Она вздрогнула, когда за спиной раздались жидкие аплодисменты. Разворачиваясь, Малика уже перехватила нож для атаки – она и сама не знала, откуда в ней появилась способность так ловко сжимать в пальцах деревянную рукоятку. Йоргг, да ведь она кроме пера и книг никогда ничего в руках не держала!
И, вяло удивляясь происшедшим с ней изменениям, ведьма зло уставилась на Генриха Уэлша, который, оказывается, умудрился совершенно неслышно войти и неведомо сколько стоял за спиной.
– Браво! – чистосердечно восхитился Уэлш, – великолепная речь, просто великолепная. Конечно, пафоса многовато, но все равно звучит весьма и весьма эффектно!
И тут Малику начал трясти озноб. Она не боялась, когда вылезала из ванны, когда била в висок незваного гостя. Ей было некогда думать о том, что было бы, не увенчайся успехом ее внезапное нападение. А вот теперь, в присутствии Уэлша, всю ее сковал животный, панический ужас. Нож выпал из разжавшихся пальцев и глухо ударился о дощатый пол.
– Генрих, – прошептала ведьма, – хорошо, что ты пришел.
Уэлш, блистательный Уэлш, прошелся по коридору, заложив руки за спину. Потом подошел к рыжему и резко выдернул кляп.
– Малика, позволь представить тебе агента Вирса, которого я попросил тихонько и, главное, незаметно понаблюдать за тобой.
– Понаблюдать. За мной, – повторила Малика, словно заучивая, – но зачем?
Уэлш отвел взгляд.
– Мне не понравилось то, как ты выглядела и как говорила.
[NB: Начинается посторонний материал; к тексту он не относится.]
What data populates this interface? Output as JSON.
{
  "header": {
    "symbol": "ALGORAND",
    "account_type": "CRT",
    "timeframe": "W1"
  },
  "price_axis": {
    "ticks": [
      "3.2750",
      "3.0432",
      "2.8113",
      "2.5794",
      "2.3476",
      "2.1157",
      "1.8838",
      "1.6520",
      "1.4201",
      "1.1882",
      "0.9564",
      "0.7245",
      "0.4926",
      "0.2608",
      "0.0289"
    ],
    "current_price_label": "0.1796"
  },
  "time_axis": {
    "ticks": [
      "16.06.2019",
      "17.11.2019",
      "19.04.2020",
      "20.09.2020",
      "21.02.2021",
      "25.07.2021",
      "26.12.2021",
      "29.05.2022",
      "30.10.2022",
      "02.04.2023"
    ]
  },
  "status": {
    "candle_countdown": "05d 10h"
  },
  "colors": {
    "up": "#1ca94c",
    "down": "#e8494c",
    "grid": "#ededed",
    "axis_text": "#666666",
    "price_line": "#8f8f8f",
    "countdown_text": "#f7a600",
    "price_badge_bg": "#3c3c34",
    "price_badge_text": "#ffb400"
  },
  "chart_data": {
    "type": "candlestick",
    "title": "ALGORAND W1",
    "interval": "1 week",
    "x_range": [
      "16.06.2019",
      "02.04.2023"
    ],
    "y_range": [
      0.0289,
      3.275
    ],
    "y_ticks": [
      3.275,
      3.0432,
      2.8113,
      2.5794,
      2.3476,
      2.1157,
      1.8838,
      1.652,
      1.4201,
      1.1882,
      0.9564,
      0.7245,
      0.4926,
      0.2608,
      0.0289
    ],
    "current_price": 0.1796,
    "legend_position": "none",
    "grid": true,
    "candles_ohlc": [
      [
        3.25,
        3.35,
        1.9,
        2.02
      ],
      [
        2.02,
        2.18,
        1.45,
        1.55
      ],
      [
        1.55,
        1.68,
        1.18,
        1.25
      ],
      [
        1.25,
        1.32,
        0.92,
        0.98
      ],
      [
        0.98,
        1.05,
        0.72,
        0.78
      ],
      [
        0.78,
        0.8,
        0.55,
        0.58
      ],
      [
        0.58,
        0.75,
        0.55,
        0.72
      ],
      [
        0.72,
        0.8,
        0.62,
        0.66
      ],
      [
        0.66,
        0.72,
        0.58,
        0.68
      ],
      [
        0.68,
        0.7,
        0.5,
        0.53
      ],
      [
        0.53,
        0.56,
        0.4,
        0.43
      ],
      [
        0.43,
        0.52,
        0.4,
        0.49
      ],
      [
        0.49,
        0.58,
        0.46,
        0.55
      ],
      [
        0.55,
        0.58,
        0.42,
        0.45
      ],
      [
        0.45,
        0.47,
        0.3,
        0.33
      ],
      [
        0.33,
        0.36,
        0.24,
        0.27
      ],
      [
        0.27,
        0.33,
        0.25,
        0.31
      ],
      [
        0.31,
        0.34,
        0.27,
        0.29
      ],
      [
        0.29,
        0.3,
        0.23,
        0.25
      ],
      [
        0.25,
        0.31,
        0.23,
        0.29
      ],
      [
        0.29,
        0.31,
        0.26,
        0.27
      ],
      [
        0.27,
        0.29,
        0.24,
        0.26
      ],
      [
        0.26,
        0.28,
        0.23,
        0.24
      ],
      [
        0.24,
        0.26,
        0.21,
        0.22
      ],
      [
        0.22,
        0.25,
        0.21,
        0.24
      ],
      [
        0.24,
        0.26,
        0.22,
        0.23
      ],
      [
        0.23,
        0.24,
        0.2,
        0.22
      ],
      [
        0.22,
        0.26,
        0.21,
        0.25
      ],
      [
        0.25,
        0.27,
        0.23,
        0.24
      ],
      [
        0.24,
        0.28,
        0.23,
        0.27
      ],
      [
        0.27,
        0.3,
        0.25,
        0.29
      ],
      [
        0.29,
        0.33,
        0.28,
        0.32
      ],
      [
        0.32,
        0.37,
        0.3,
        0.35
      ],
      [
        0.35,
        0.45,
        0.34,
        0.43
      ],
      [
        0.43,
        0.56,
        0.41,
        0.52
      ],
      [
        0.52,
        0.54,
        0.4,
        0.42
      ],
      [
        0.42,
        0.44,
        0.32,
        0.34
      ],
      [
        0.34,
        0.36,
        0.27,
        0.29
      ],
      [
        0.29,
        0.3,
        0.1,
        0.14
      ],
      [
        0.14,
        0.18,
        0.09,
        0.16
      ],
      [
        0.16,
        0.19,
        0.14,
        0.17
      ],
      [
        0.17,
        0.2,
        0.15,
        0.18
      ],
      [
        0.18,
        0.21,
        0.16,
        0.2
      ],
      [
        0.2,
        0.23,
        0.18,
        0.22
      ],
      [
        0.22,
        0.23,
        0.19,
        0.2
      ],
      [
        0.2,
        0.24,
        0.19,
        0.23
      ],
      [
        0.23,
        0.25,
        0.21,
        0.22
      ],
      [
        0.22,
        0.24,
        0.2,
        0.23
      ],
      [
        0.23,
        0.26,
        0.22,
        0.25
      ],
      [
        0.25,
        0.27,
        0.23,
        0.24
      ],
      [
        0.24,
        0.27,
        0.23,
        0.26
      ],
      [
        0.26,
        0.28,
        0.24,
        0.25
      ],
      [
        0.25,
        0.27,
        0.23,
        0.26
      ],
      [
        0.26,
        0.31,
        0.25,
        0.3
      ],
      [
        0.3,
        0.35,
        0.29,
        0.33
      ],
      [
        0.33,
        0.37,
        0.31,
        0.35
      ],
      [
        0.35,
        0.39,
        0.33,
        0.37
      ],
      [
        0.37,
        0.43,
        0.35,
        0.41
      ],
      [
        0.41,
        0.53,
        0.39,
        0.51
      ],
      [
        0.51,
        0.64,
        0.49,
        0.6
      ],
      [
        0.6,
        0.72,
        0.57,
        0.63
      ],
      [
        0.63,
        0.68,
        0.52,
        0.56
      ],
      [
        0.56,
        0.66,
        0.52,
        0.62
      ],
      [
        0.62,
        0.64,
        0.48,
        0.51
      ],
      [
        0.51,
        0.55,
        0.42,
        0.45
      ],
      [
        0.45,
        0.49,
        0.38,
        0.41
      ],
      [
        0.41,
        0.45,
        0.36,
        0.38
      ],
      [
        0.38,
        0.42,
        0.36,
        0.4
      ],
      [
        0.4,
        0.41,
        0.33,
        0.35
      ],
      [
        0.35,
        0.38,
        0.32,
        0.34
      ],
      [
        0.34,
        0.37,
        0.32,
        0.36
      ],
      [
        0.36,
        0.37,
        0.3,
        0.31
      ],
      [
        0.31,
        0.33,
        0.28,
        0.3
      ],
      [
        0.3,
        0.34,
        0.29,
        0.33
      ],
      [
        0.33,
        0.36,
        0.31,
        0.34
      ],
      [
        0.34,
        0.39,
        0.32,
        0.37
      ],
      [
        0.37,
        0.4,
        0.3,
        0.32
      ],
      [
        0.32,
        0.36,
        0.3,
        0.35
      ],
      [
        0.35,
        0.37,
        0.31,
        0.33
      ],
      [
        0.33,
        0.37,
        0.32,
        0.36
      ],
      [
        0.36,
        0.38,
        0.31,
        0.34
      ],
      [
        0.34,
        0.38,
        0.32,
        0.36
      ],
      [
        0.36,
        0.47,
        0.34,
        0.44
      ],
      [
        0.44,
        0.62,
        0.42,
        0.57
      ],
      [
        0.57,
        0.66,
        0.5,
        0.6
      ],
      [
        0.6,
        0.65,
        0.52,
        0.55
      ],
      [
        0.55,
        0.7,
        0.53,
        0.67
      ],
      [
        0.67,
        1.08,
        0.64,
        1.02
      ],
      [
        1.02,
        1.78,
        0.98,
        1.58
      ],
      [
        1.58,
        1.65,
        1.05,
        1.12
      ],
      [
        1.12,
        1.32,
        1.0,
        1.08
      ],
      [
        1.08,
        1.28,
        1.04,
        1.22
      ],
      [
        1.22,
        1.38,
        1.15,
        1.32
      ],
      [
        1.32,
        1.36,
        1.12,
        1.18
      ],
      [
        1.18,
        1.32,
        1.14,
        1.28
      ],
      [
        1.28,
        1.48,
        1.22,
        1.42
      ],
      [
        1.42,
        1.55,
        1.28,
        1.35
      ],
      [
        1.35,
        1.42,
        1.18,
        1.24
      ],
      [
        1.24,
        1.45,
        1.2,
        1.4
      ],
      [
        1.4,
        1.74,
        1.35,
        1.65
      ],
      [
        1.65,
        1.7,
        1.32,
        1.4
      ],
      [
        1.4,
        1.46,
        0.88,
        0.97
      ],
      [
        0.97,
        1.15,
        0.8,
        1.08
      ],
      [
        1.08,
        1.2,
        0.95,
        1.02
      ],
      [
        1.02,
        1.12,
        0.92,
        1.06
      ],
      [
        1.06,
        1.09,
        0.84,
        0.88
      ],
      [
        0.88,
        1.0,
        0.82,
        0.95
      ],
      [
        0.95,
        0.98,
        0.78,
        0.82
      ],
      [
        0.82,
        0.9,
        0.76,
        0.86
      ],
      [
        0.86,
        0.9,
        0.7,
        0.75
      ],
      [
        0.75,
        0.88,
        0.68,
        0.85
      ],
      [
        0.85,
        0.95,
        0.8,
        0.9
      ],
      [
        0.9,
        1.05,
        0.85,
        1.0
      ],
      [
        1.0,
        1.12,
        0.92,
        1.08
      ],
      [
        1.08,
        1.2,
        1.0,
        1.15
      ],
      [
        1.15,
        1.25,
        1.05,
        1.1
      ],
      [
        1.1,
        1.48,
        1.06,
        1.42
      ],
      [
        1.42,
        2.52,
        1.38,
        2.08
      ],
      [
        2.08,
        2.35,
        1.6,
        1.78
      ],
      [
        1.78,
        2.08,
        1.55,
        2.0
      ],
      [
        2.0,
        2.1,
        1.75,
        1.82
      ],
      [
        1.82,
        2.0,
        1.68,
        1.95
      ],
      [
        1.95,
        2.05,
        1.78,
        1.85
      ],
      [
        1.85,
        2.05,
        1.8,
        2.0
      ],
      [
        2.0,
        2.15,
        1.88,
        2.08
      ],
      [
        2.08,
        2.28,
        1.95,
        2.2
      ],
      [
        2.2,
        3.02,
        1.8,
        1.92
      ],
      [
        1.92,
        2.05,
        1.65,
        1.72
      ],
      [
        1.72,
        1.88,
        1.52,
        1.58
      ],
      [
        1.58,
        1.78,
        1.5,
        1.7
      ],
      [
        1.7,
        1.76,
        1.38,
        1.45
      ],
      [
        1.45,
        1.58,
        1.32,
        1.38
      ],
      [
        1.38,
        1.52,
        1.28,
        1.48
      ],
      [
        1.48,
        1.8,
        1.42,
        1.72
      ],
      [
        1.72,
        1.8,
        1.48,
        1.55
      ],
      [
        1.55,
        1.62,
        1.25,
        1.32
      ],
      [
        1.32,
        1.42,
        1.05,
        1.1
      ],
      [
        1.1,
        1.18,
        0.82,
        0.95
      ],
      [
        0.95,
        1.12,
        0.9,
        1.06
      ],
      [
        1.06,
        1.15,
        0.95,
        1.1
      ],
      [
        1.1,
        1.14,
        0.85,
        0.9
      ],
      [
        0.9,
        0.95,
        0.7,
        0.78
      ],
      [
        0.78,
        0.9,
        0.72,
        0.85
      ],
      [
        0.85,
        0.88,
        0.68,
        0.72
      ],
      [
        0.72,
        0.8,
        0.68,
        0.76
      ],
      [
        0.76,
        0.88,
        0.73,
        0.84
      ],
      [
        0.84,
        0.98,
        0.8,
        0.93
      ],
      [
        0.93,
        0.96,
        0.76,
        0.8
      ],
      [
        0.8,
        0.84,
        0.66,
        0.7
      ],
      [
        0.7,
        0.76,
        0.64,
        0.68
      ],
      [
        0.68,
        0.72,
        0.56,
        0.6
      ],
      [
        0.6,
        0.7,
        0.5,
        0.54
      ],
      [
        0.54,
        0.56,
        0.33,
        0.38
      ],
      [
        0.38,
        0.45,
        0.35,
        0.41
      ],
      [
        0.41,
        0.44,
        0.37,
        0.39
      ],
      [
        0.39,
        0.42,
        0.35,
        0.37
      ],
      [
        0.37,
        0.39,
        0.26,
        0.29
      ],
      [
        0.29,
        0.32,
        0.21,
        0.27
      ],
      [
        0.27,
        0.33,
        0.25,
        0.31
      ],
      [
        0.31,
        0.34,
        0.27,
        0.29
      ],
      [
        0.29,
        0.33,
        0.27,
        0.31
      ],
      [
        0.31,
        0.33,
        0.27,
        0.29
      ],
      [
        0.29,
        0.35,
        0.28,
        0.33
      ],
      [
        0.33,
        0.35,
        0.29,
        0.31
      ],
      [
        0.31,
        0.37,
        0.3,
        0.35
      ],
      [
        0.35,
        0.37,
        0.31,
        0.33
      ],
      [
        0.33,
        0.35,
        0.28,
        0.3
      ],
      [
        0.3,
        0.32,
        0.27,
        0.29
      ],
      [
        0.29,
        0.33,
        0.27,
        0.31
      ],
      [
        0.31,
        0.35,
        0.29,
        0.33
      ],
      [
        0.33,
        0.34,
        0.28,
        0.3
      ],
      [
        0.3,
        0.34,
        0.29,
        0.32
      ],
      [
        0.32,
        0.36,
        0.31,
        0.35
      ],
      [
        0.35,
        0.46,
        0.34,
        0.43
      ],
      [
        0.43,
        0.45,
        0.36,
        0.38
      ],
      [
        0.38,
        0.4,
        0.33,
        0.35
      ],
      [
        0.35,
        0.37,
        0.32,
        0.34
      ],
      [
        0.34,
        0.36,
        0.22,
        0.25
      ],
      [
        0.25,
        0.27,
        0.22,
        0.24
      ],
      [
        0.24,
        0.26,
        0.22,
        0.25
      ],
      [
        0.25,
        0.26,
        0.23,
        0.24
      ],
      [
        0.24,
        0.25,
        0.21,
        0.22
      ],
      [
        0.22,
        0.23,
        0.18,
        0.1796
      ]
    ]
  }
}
Ну, а то, что агент Вирс попался, говорит о его недостаточной готовности к сложным заданиям, не так ли, Эдвард?
Обхватив себя за плечи и тщетно пытаясь унять дрожь, Малика ушла в гостиную и села в кресло. Она не смотрела, как Уэлш развязывал рыжего паренька, она даже не оглянулась, когда они, теперь уже оба, вошли в гостиную. Она вообще старалась не смотреть в их сторону и предпочла бы провалиться сквозь пол.
И с чего это она возомнила, что по ее душу отрядили убийцу? И вообще, откуда все эти мысли о крови, откуда внезапное умение обращаться с ножом? Неужели влитое в нее снадобье Александра продолжаетнабирать силу?
– Госпожа Вейн, – голос не принадлежал Уэлшу, и Малика сделала вывод, что это Эдвард Вирс, – госпожа Вейн, я не держу на вас зла, поверьте. Это я виноват. Надо было либо прийти так, чтобы и вы меня не услышали, либо попросту стучаться.
Она втянула голову в плечи. Озноб не утихал. И он еще извиняется? После того, как она была готова перегрызть ему глотку? Да что с ней произошло в Ловенне, в конце концов? Ведь раньше… В Академии она точно не была такой, дикой, жестокой…
Пытаясь успокоиться, Малика разгладила складки платья на коленях.
– Простите меня, Вирс, простите. Я не знаю, что на меня нашло. Верите ли, я была готова расстаться с жизнью, но… сама.